J'ai retrouvé un jour les notes d'un prédécesseur dans l'une de mes anciennes paroisses.
Le curé avait noté, il y a plus d'un siècle, que seule une poignée de personnes avait fait ses Pâques,
ce qui même alors n'était qu'un pourcentage à un chiffre de la population.

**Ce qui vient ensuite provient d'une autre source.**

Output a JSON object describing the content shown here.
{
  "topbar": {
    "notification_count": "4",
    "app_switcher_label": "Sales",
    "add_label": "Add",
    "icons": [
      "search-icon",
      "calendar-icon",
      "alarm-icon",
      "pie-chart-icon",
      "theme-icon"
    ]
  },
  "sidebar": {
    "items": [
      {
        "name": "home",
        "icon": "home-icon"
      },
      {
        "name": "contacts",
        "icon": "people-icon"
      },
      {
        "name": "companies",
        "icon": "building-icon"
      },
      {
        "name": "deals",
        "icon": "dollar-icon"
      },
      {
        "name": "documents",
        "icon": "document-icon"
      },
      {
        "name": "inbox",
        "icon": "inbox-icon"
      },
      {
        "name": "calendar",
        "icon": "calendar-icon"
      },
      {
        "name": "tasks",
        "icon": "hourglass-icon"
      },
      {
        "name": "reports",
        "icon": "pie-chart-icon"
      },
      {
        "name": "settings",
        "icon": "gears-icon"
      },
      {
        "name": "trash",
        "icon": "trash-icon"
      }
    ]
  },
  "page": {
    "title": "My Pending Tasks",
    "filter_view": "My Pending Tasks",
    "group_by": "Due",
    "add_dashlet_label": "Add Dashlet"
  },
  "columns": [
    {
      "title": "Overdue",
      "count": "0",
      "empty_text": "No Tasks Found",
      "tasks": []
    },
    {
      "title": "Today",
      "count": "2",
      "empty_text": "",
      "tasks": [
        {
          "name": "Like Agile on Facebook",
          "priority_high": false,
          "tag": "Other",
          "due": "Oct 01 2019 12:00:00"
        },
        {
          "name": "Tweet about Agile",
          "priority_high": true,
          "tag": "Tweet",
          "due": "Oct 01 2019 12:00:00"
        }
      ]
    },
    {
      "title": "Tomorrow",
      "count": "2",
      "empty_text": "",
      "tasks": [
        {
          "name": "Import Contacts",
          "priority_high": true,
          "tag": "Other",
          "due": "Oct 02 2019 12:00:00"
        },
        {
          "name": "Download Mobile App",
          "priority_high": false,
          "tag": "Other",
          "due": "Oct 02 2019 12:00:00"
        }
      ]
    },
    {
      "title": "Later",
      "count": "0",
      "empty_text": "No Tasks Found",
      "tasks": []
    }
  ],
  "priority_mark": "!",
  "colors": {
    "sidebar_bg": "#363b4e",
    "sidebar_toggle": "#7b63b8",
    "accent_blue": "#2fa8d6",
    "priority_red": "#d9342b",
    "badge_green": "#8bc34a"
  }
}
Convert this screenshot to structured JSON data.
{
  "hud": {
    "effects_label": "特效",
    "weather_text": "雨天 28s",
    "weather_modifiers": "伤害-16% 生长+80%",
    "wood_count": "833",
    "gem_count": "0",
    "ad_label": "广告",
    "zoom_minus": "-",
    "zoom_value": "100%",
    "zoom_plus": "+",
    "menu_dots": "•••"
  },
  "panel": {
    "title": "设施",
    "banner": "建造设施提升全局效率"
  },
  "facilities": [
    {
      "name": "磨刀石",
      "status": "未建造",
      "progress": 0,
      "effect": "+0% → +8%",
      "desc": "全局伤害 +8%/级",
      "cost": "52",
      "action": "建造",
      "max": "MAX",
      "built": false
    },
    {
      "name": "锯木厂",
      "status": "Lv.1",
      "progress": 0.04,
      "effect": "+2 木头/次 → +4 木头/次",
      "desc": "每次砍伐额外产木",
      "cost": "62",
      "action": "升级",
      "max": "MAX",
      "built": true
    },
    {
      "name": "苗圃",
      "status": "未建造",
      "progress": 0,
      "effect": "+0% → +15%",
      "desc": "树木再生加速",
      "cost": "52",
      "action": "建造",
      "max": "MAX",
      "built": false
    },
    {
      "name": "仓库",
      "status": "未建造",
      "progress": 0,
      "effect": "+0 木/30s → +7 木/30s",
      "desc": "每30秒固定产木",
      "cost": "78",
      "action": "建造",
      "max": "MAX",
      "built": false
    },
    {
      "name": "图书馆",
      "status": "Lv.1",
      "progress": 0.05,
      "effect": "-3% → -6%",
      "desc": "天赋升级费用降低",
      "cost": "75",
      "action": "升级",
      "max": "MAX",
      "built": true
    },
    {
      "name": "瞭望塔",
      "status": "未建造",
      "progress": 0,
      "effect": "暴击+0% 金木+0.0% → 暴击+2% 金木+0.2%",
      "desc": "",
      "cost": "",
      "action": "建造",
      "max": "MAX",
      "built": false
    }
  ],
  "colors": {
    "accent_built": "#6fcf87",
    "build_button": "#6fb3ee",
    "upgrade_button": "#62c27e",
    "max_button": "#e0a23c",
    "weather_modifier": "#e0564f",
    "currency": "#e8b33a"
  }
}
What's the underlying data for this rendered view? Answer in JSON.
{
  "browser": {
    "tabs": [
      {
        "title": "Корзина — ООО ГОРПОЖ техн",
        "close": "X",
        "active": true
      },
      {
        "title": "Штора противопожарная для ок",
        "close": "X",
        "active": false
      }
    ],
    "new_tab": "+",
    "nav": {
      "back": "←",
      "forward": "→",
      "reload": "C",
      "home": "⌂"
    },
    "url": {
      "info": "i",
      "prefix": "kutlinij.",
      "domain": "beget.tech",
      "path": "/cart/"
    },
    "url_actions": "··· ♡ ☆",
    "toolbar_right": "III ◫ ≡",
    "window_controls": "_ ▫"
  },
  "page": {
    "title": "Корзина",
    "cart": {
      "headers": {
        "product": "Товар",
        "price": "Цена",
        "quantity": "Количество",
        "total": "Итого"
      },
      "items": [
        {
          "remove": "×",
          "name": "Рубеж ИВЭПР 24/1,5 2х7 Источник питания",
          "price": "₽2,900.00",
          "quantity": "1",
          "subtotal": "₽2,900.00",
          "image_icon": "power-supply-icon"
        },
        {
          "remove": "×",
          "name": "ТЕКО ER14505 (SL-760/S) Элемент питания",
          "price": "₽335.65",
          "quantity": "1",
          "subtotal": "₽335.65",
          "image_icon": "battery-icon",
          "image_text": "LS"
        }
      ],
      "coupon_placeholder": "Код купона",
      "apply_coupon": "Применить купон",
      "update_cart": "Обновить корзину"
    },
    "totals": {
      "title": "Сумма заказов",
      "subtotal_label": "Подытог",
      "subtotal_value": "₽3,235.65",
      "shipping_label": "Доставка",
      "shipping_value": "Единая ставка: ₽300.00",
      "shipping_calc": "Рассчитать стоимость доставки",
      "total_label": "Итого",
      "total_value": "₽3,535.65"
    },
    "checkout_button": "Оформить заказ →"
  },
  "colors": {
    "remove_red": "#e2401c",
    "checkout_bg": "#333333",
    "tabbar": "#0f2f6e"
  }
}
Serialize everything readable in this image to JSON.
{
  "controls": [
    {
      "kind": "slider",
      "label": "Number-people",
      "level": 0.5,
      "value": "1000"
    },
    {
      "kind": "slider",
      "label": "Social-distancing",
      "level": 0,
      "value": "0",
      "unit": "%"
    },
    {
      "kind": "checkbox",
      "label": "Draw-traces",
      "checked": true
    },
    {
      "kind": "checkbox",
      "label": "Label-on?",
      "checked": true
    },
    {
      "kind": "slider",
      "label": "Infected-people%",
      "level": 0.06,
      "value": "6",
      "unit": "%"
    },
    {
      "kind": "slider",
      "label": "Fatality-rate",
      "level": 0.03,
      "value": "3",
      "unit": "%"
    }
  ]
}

Ça m'avait un peu surpris, et pourtant c'était ça, la réalité, au "bon vieux temps", à cet endroit.
Il est toujours tentant d'idéaliser les époques auxquelles nous n'avons pas vécu,
et d'y plaquer un préjugé tout droit sorti de notre imagination sans en vérifier la pertinence.
Mais la réalité n'a aucune raison de correspondre à nos douces rêveries.
Le péché existe depuis Adam et Ève, il s'oppose à Dieu, à son Esprit et à ses Commandements,
et quand bien même il y aurait eu quelque part un grand pourcentage de baptisés fidèles à la messe,
ça ne laisse préjuger en rien du nombre absolu de disciples réellement fidèles du Christ
que ça représentait et qui vivaient saintement leur vie comme il nous a demandé de le faire.